Most of the homeschoolers I know in my small town are homeschooling for religious reasons, and I didn't realize this until I started talking to them about wishing that part time public school was available in our state. Several of the members of our homeschool group made it clear that this would be a terrible thing, in their opinion. They thought children needed to be kept away from the influence of "government school" and they have not been friendly to me ever since. Several of them also told me that they would never have had only one child, as if they think all good homeschoolers should have a half dozen or so kids like they do.

So we are on our own here, with only our online friends during the school year. In the summer though, we could have kids over here all the time if we wanted. My son's public schooled friends and cousins call all the time asking to come over.
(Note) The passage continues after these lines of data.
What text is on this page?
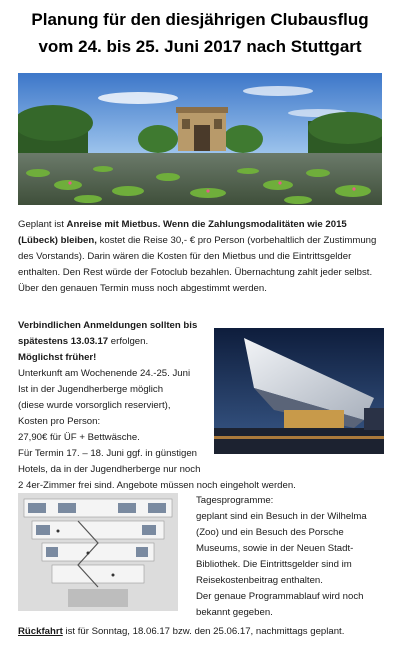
Planung für den diesjährigen Clubausflug
vom 24. bis 25. Juni 2017 nach Stuttgart

Geplant ist Anreise mit Mietbus. Wenn die Zahlungsmodalitäten wie 2015 (Lübeck) bleiben, kostet die Reise 30,- € pro Person (vorbehaltlich der Zustimmung des Vorstands). Darin wären die Kosten für den Mietbus und die Eintrittsgelder enthalten. Den Rest würde der Fotoclub bezahlen. Übernachtung zahlt jeder selbst. Über den genauen Termin muss noch abgestimmt werden.

Verbindlichen Anmeldungen sollten bis
spätestens 13.03.17 erfolgen.
Möglichst früher!
Unterkunft am Wochenende 24.-25. Juni
Ist in der Jugendherberge möglich
(diese wurde vorsorglich reserviert),
Kosten pro Person:
27,90€ für ÜF + Bettwäsche.
Für Termin 17. – 18. Juni ggf. in günstigen
Hotels, da in der Jugendherberge nur noch
2 4er-Zimmer frei sind. Angebote müssen noch eingeholt werden.
Tagesprogramme:
geplant sind ein Besuch in der Wilhelma
(Zoo) und ein Besuch des Porsche
Museums, sowie in der Neuen Stadt-
Bibliothek. Die Eintrittsgelder sind im
Reisekostenbeitrag enthalten.
Der genaue Programmablauf wird noch
bekannt gegeben.
Rückfahrt ist für Sonntag, 18.06.17 bzw. den 25.06.17, nachmittags geplant.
I recently talked to an adult who had been homeschooled. She is the mother of a teenaged girl in my son's acting class. She said her mother pulled her out of public school in 9th grade because although she was very bright, her grades started falling and the teachers didn't seem to care if she did well in school or not. Her mother cared enough to take her out of a bad public school, and she finished high school a year early. She was smart and didn't fit in. Homeschooling worked well for her.

I graduated from the same public school her mother pulled her out of, although years earlier. There was a lot of fighting at this school when I went to it. I remember worrying about getting to my next class safely instead of learning. I knew that I learned more outside of school and this was one reason I knew homeschooling could work, even if I was not a good teacher.

Every now and then I ask my son if he wants to go back to school and the answer is always no. He likes homeschooling. But he recently asked me if we were more like the unschoolers, because he spends about 75% of the time learning what he wants to learn. He likes being able to learn more than his public schooled friends, who only get the one hour a week gifted pull out and are expected to do grade level work the rest of the time and then have to do homework which further limits their time to pursue their own interests. I have noticed that compared to these kids, my son sounds more like a well-read adult and I think this is one of the reasons he is so good at making small talk--something I am not that good at. It isn't just that he reads a lot, he knows a lot about movies, music, and even sports even though he can't play sports, because he listens to the news and although he doesn't watch a lot of television, he watches enough to know a little something about it. He seems to know a little something about everything, just like his dad, who has this same gift of gab.

I think another benefit of homeschooling was that it made it easier for my son to have the older friends who were closer to his mental age.